James kaşlarını çattı, açıkça hoşnutsuzdu. "Olivia, bir sekreterin kendi başına programımı düzenlediği ne zamandan beri görülmüş?"
Olivia sakinliğini korudu. "Cesaret edemem, Bay West. Sadece Bay Wilson'ın çok önemli bir müşteri olduğunu ve bekletilmemesi gerektiğini hatırlatıyorum."
James dişlerini sıkarak, oldukça mutsuz görünüyordu.
"Peki. Girişte bekle," diye kabul etti.
Olivia saygılı bir şekilde başını eğdi, ama dönerken gözleri Catherine'e meydan okuyan bir bakış attı.
Olivia, James'in resmi kız arkadaşı olan Catherine'in, kendisi kadar etkili olmadığını düşünüyordu.
James, yüzünde pişmanlık ifadesiyle Catherine'e döndü. "Catherine, ben—"
"Önemli değil," Catherine onu böldü, ince parmakları nazikçe kravatını düzeltiyordu. "İşin öncelikli olduğunu biliyorum."
James minnetle başını salladı, hızlıca Catherine'e sarıldı ve uzaklaştı.
Catherine, James'in uzaklaşan figürüne baktı, yüzündeki gülümseme anında kayboldu ve yerine belirgin bir tiksinti aldı.
James'in sarıldığı yeri, sanki iğrenç bir şeyi temizliyormuş gibi fırçalayarak sildi.

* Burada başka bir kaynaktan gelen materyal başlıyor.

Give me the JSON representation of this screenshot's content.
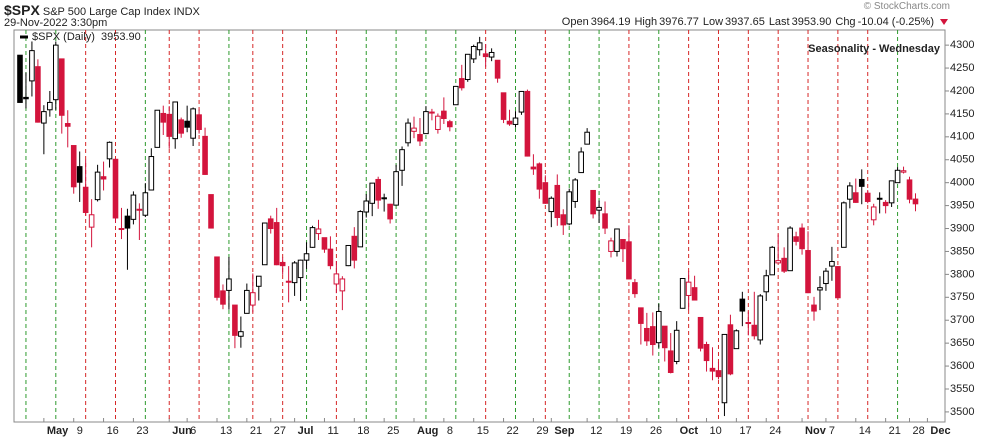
{
  "chart_data": {
    "type": "candlestick",
    "symbol": "$SPX",
    "name": "S&P 500 Large Cap Index",
    "exchange": "INDX",
    "timestamp": "29-Nov-2022 3:30pm",
    "credit": "© StockCharts.com",
    "quote": [
      {
        "label": "Open",
        "value": "3964.19"
      },
      {
        "label": "High",
        "value": "3976.77"
      },
      {
        "label": "Low",
        "value": "3937.65"
      },
      {
        "label": "Last",
        "value": "3953.90"
      },
      {
        "label": "Chg",
        "value": "-10.04 (-0.25%)"
      }
    ],
    "legend": "$SPX (Daily)",
    "legend_value": "3953.90",
    "title": "Seasonality - Wednesday",
    "up_color": "#000000",
    "down_color": "#d3143c",
    "wednesday_up_color": "#2e9a2e",
    "wednesday_down_color": "#d62828",
    "grid": false,
    "x": [
      "2022-04-26",
      "2022-04-27",
      "2022-04-28",
      "2022-04-29",
      "2022-05-02",
      "2022-05-03",
      "2022-05-04",
      "2022-05-05",
      "2022-05-06",
      "2022-05-09",
      "2022-05-10",
      "2022-05-11",
      "2022-05-12",
      "2022-05-13",
      "2022-05-16",
      "2022-05-17",
      "2022-05-18",
      "2022-05-19",
      "2022-05-20",
      "2022-05-23",
      "2022-05-24",
      "2022-05-25",
      "2022-05-26",
      "2022-05-27",
      "2022-05-31",
      "2022-06-01",
      "2022-06-02",
      "2022-06-03",
      "2022-06-06",
      "2022-06-07",
      "2022-06-08",
      "2022-06-09",
      "2022-06-10",
      "2022-06-13",
      "2022-06-14",
      "2022-06-15",
      "2022-06-16",
      "2022-06-17",
      "2022-06-21",
      "2022-06-22",
      "2022-06-23",
      "2022-06-24",
      "2022-06-27",
      "2022-06-28",
      "2022-06-29",
      "2022-06-30",
      "2022-07-01",
      "2022-07-05",
      "2022-07-06",
      "2022-07-07",
      "2022-07-08",
      "2022-07-11",
      "2022-07-12",
      "2022-07-13",
      "2022-07-14",
      "2022-07-15",
      "2022-07-18",
      "2022-07-19",
      "2022-07-20",
      "2022-07-21",
      "2022-07-22",
      "2022-07-25",
      "2022-07-26",
      "2022-07-27",
      "2022-07-28",
      "2022-07-29",
      "2022-08-01",
      "2022-08-02",
      "2022-08-03",
      "2022-08-04",
      "2022-08-05",
      "2022-08-08",
      "2022-08-09",
      "2022-08-10",
      "2022-08-11",
      "2022-08-12",
      "2022-08-15",
      "2022-08-16",
      "2022-08-17",
      "2022-08-18",
      "2022-08-19",
      "2022-08-22",
      "2022-08-23",
      "2022-08-24",
      "2022-08-25",
      "2022-08-26",
      "2022-08-29",
      "2022-08-30",
      "2022-08-31",
      "2022-09-01",
      "2022-09-02",
      "2022-09-06",
      "2022-09-07",
      "2022-09-08",
      "2022-09-09",
      "2022-09-12",
      "2022-09-13",
      "2022-09-14",
      "2022-09-15",
      "2022-09-16",
      "2022-09-19",
      "2022-09-20",
      "2022-09-21",
      "2022-09-22",
      "2022-09-23",
      "2022-09-26",
      "2022-09-27",
      "2022-09-28",
      "2022-09-29",
      "2022-09-30",
      "2022-10-03",
      "2022-10-04",
      "2022-10-05",
      "2022-10-06",
      "2022-10-07",
      "2022-10-10",
      "2022-10-11",
      "2022-10-12",
      "2022-10-13",
      "2022-10-14",
      "2022-10-17",
      "2022-10-18",
      "2022-10-19",
      "2022-10-20",
      "2022-10-21",
      "2022-10-24",
      "2022-10-25",
      "2022-10-26",
      "2022-10-27",
      "2022-10-28",
      "2022-10-31",
      "2022-11-01",
      "2022-11-02",
      "2022-11-03",
      "2022-11-04",
      "2022-11-07",
      "2022-11-08",
      "2022-11-09",
      "2022-11-10",
      "2022-11-11",
      "2022-11-14",
      "2022-11-15",
      "2022-11-16",
      "2022-11-17",
      "2022-11-18",
      "2022-11-21",
      "2022-11-22",
      "2022-11-23",
      "2022-11-25",
      "2022-11-28",
      "2022-11-29"
    ],
    "open": [
      4278,
      4186,
      4222,
      4253,
      4130,
      4159,
      4181,
      4270,
      4129,
      4081,
      4035,
      3990,
      3903,
      3963,
      4013,
      4052,
      4051,
      3900,
      3927,
      3920,
      3942,
      3929,
      3984,
      4077,
      4151,
      4149,
      4096,
      4137,
      4134,
      4097,
      4148,
      4101,
      3974,
      3838,
      3764,
      3765,
      3733,
      3665,
      3715,
      3733,
      3774,
      3821,
      3921,
      3913,
      3826,
      3785,
      3782,
      3793,
      3831,
      3859,
      3889,
      3880,
      3855,
      3779,
      3764,
      3819,
      3883,
      3860,
      3936,
      3955,
      4007,
      3966,
      3953,
      3951,
      4027,
      4087,
      4112,
      4105,
      4107,
      4154,
      4116,
      4156,
      4133,
      4170,
      4227,
      4225,
      4270,
      4290,
      4281,
      4274,
      4267,
      4196,
      4134,
      4127,
      4154,
      4199,
      4034,
      4041,
      4000,
      3937,
      3994,
      3930,
      3910,
      3959,
      4022,
      4084,
      3983,
      3940,
      3932,
      3850,
      3850,
      3876,
      3871,
      3782,
      3727,
      3682,
      3686,
      3651,
      3687,
      3633,
      3610,
      3726,
      3754,
      3771,
      3706,
      3647,
      3595,
      3590,
      3520,
      3690,
      3638,
      3746,
      3695,
      3689,
      3657,
      3762,
      3799,
      3825,
      3835,
      3808,
      3882,
      3901,
      3852,
      3733,
      3766,
      3780,
      3818,
      3817,
      3859,
      3964,
      3978,
      4007,
      3977,
      3919,
      3966,
      3957,
      3956,
      4000,
      4023,
      4006,
      3964.19
    ],
    "high": [
      4278,
      4240,
      4308,
      4269,
      4169,
      4200,
      4308,
      4270,
      4158,
      4081,
      4068,
      4050,
      3964,
      4039,
      4046,
      4090,
      4051,
      3945,
      3943,
      3981,
      3955,
      3999,
      4075,
      4158,
      4168,
      4167,
      4177,
      4142,
      4168,
      4164,
      4160,
      4120,
      3974,
      3839,
      3778,
      3838,
      3733,
      3708,
      3780,
      3802,
      3796,
      3913,
      3928,
      3945,
      3837,
      3818,
      3829,
      3832,
      3870,
      3906,
      3919,
      3880,
      3883,
      3829,
      3796,
      3863,
      3903,
      3940,
      3975,
      3999,
      4013,
      3976,
      3954,
      4039,
      4079,
      4140,
      4144,
      4141,
      4167,
      4161,
      4151,
      4186,
      4137,
      4211,
      4257,
      4280,
      4301,
      4318,
      4302,
      4293,
      4267,
      4196,
      4159,
      4156,
      4200,
      4203,
      4062,
      4044,
      4016,
      3970,
      4018,
      3942,
      3987,
      4010,
      4077,
      4119,
      3983,
      3961,
      3959,
      3880,
      3900,
      3876,
      3907,
      3790,
      3727,
      3716,
      3717,
      3736,
      3687,
      3672,
      3698,
      3791,
      3807,
      3797,
      3706,
      3653,
      3641,
      3609,
      3666,
      3712,
      3680,
      3762,
      3719,
      3762,
      3757,
      3810,
      3862,
      3887,
      3859,
      3905,
      3893,
      3911,
      3894,
      3751,
      3796,
      3814,
      3860,
      3818,
      3959,
      4001,
      4009,
      4029,
      3984,
      3954,
      3979,
      3962,
      4004,
      4034,
      4035,
      4013,
      3976.77
    ],
    "low": [
      4175,
      4162,
      4188,
      4131,
      4062,
      4144,
      4159,
      4107,
      4077,
      3976,
      3958,
      3928,
      3859,
      3959,
      3983,
      4033,
      3912,
      3877,
      3810,
      3909,
      3875,
      3925,
      3984,
      4077,
      4104,
      4074,
      4074,
      4098,
      4110,
      4080,
      4107,
      4017,
      3900,
      3743,
      3724,
      3723,
      3639,
      3640,
      3715,
      3717,
      3743,
      3821,
      3889,
      3820,
      3799,
      3739,
      3753,
      3742,
      3812,
      3858,
      3875,
      3847,
      3811,
      3759,
      3722,
      3818,
      3813,
      3860,
      3924,
      3927,
      3943,
      3937,
      3911,
      3951,
      3993,
      4079,
      4097,
      4080,
      4107,
      4136,
      4107,
      4128,
      4112,
      4170,
      4201,
      4220,
      4261,
      4277,
      4253,
      4265,
      4218,
      4130,
      4124,
      4120,
      4148,
      4057,
      4017,
      3965,
      3954,
      3903,
      3906,
      3886,
      3907,
      3945,
      4022,
      4084,
      3922,
      3912,
      3888,
      3837,
      3839,
      3827,
      3789,
      3749,
      3647,
      3644,
      3623,
      3640,
      3610,
      3584,
      3604,
      3726,
      3722,
      3744,
      3632,
      3588,
      3569,
      3571,
      3491,
      3580,
      3638,
      3687,
      3667,
      3658,
      3647,
      3742,
      3799,
      3825,
      3803,
      3808,
      3863,
      3843,
      3759,
      3699,
      3722,
      3764,
      3786,
      3748,
      3859,
      3944,
      3956,
      3953,
      3955,
      3907,
      3933,
      3933,
      3947,
      3999,
      4020,
      3955,
      3937.65
    ],
    "close": [
      4175,
      4183,
      4288,
      4132,
      4155,
      4175,
      4300,
      4147,
      4123,
      3991,
      4001,
      3935,
      3930,
      4023,
      4008,
      4088,
      3923,
      3900,
      3901,
      3973,
      3941,
      3978,
      4057,
      4158,
      4132,
      4101,
      4176,
      4108,
      4121,
      4161,
      4116,
      4018,
      3901,
      3750,
      3735,
      3790,
      3667,
      3675,
      3765,
      3760,
      3796,
      3912,
      3900,
      3821,
      3819,
      3785,
      3825,
      3831,
      3845,
      3902,
      3899,
      3855,
      3819,
      3801,
      3790,
      3863,
      3831,
      3937,
      3960,
      3999,
      3962,
      3967,
      3921,
      4024,
      4072,
      4130,
      4119,
      4091,
      4155,
      4152,
      4145,
      4140,
      4122,
      4210,
      4207,
      4280,
      4297,
      4305,
      4275,
      4284,
      4228,
      4138,
      4128,
      4141,
      4199,
      4058,
      4030,
      3986,
      3955,
      3966,
      3924,
      3908,
      3980,
      4006,
      4067,
      4110,
      3932,
      3946,
      3901,
      3873,
      3899,
      3856,
      3790,
      3758,
      3693,
      3655,
      3647,
      3719,
      3640,
      3586,
      3678,
      3791,
      3783,
      3744,
      3639,
      3612,
      3589,
      3577,
      3669,
      3583,
      3677,
      3720,
      3695,
      3666,
      3753,
      3797,
      3859,
      3830,
      3807,
      3901,
      3872,
      3856,
      3760,
      3720,
      3771,
      3807,
      3828,
      3749,
      3956,
      3993,
      3957,
      3992,
      3959,
      3947,
      3965,
      3950,
      4004,
      4027,
      4026,
      3964,
      3953.9
    ],
    "ylim": [
      3478,
      4333
    ],
    "yticks": [
      3500,
      3550,
      3600,
      3650,
      3700,
      3750,
      3800,
      3850,
      3900,
      3950,
      4000,
      4050,
      4100,
      4150,
      4200,
      4250,
      4300
    ],
    "xticks": [
      {
        "value": "2022-05-02",
        "label": "May"
      },
      {
        "value": "2022-05-09",
        "label": "9"
      },
      {
        "value": "2022-05-16",
        "label": "16"
      },
      {
        "value": "2022-05-23",
        "label": "23"
      },
      {
        "value": "2022-06-01",
        "label": "Jun"
      },
      {
        "value": "2022-06-06",
        "label": "6"
      },
      {
        "value": "2022-06-13",
        "label": "13"
      },
      {
        "value": "2022-06-21",
        "label": "21"
      },
      {
        "value": "2022-06-27",
        "label": "27"
      },
      {
        "value": "2022-07-01",
        "label": "Jul"
      },
      {
        "value": "2022-07-11",
        "label": "11"
      },
      {
        "value": "2022-07-18",
        "label": "18"
      },
      {
        "value": "2022-07-25",
        "label": "25"
      },
      {
        "value": "2022-08-01",
        "label": "Aug"
      },
      {
        "value": "2022-08-08",
        "label": "8"
      },
      {
        "value": "2022-08-15",
        "label": "15"
      },
      {
        "value": "2022-08-22",
        "label": "22"
      },
      {
        "value": "2022-08-29",
        "label": "29"
      },
      {
        "value": "2022-09-01",
        "label": "Sep"
      },
      {
        "value": "2022-09-12",
        "label": "12"
      },
      {
        "value": "2022-09-19",
        "label": "19"
      },
      {
        "value": "2022-09-26",
        "label": "26"
      },
      {
        "value": "2022-10-03",
        "label": "Oct"
      },
      {
        "value": "2022-10-10",
        "label": "10"
      },
      {
        "value": "2022-10-17",
        "label": "17"
      },
      {
        "value": "2022-10-24",
        "label": "24"
      },
      {
        "value": "2022-11-01",
        "label": "Nov"
      },
      {
        "value": "2022-11-07",
        "label": "7"
      },
      {
        "value": "2022-11-14",
        "label": "14"
      },
      {
        "value": "2022-11-21",
        "label": "21"
      },
      {
        "value": "2022-11-28",
        "label": "28"
      },
      {
        "value": "2022-12-01",
        "label": "Dec"
      }
    ]
  }
}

"Olivia ile olan ilişkisini biliyorsan, neden ondan ayrılmıyorsun?" Philip sessizce yanına yürüdü. Emilio gitmişti, ikisi yalnız kalmıştı.
Philip, Catherine'in gerçek niyetlerini anlamak istiyordu. Onun hesaplarını merak ediyordu.
James ve Olivia'nın ilişkisini açıkça biliyordu, ama buna rağmen tolere ediyordu.
Daha da anlaşılmaz olan, sadakatsiz bir erkek arkadaşına intikam almak için bedenini kullanma isteğiydi, hatta bekaretini sunacak kadar ileri gitmesi.
Bu fedakarlık çok büyüktü!
Catherine hafifçe gülümsedi, gülümsemesi açan bir gelincik gibi—güzel ama ölümcül bir cazibesi vardı.
Başını şakacı bir şekilde yana eğdi, gözleri yaramazlıkla parlıyordu. "Amca Philip, bana meraklanıyorsun," diye takıldı. "Gelecekte dikkatli ol."
Son heceyi bilerek uzattı, tonu oyunbazdı. "Biliyorsun, derler ki—bir adam bir kadına meraklanmaya başladığında, belki de aşk kıvılcımlanır."
Philip'in ifadesi anında ciddileşti, alışılmış sert tavrına geri döndü.
Soğukkanlılıkla onu düzeltti. "Bayan Levin, siz James'in karısı değilsiniz, bu yüzden bana amca demeniz uygun değil. Lütfen gelecekte bana Bay Foster olarak hitap edin."